More than 3,000 civilians fled into neighboring China, say state-run Chinese media reports.

 

Hopes of peace from religious leaders

The recent fighting occurred just days after the country's religious leaders — including Cardinal Charles Bo of Yangon — released a joint statement voicing their concerns about ongoing conflict in Kachin and Shan states.

"We, representatives of all religions living in Myanmar appeal to political leaders, military leaders and armed groups to seek the path of reconciliation and make peace the common religion of all our people," said their statement released Nov. 15.

They said old conflicts are festering while new conflicts are erupting in many areas.
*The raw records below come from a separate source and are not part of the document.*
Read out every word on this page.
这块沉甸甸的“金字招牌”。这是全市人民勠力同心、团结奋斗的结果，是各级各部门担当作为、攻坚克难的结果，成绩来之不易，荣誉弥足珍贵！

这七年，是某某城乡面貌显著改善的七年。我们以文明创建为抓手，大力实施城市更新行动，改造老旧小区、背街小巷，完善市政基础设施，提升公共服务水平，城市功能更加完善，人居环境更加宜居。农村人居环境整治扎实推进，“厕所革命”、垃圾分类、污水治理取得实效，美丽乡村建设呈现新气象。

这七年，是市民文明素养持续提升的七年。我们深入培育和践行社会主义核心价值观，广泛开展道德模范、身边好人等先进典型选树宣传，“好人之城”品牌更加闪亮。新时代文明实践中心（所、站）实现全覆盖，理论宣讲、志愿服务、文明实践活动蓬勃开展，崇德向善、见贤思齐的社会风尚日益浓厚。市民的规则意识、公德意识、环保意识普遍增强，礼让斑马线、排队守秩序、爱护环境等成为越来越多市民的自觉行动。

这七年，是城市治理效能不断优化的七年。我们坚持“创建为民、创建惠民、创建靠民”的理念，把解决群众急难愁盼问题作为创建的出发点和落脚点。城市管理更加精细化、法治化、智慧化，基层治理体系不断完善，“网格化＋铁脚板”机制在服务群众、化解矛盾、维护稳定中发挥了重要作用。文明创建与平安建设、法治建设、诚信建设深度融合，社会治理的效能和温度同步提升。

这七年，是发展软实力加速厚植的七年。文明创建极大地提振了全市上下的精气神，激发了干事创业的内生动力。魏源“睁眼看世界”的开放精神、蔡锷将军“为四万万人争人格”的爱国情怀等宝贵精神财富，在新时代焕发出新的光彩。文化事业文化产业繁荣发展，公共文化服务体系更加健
"Our wars are not winnable. Sixty years have proved that. It has inflicted chronic suffering on thousands," the religious leaders said.

 

Aung San Suu Kyi's government

The coordinated attacks by the groups in the Northern Alliance, who are yet to sign the Nation Wide Ceasefire Agreement, is also a blow to Aung San Suu Kyi's government. The winner of the Nobel Peace Prize has pledged to end hostilities in the country, which has been bedeviled with ethnic conflicts for nearly 70 years.

Suu Kyi convened the 21st Century Panglong Conference in late August but the Ta'ang National Liberation Army, the Myanmar National Democratic Alliance Army and the Arakan Army were excluded from the conference. The military demanded that they give up their arms as a condition to attend.

However, the Kachin Independence Army's political arm, the Kachin Independence Organization did attend.